To build a bind_param dynamically, I have found this on other SO posts.
call_user_func_array(array(&$stmt, 'bindparams'), $array_of_params);
Can someone break this down in plain english for me? I get especially lost that the first argument is an array.
array(&$stmt, 'bindparams')
is PHP's way of identifying method bind_params on the object $stmt
you can see a similar example here
so
call_user_func_array(array(&$stmt, 'bindparams'), $array_of_params);
basically means
$stmt->bind_params($array_of_params[0], $array_of_params[1] ... $array_of_params[N])
There's a much simper way to do this.
create this prepared statement:
select * from mytable
where status = ? and (userid = ? or ?)
and (location = ? or ?)
order by `date` desc, time desc
limt ?
and pass the args to bind like this:
$stmt = $mysqli->prepare( [statement above] );
$stmt->bind_param( "siiiii",
"active", $userid, $userid == "ALL",
$location, $location == "ALL",
$limit);
The predicate (user_id = ? or ?) will be true when the user_id equals the first replaced parameter, or when the second replaced parameter is true.

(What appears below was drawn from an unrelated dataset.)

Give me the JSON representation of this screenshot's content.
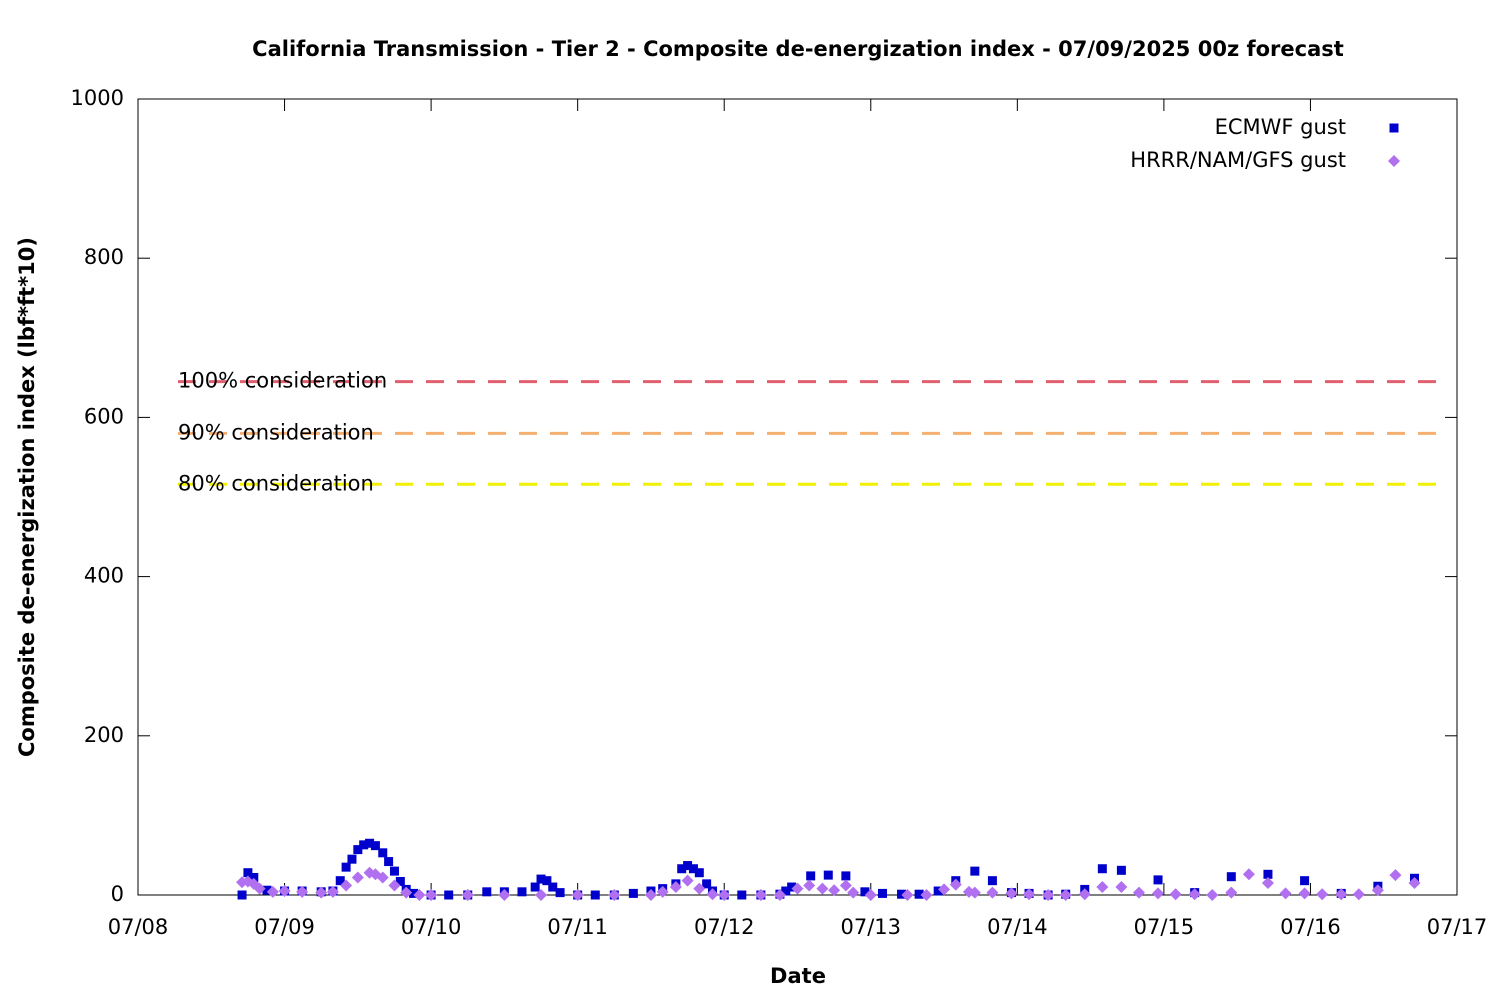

$user_id when converted to an int will be its value when it's a string representation of a number, or zero otherwise. The expression $userid == "ALL" will evaluate to a boolean, which will be passed to bind_param. We can't tell bind_param that a parameter is a boolean (the format string only understand string, int, double, and blob), so bind_param will convert the boolean to an int, which works for us.
As long as no user_id or location_id in the database is zero, you're fine.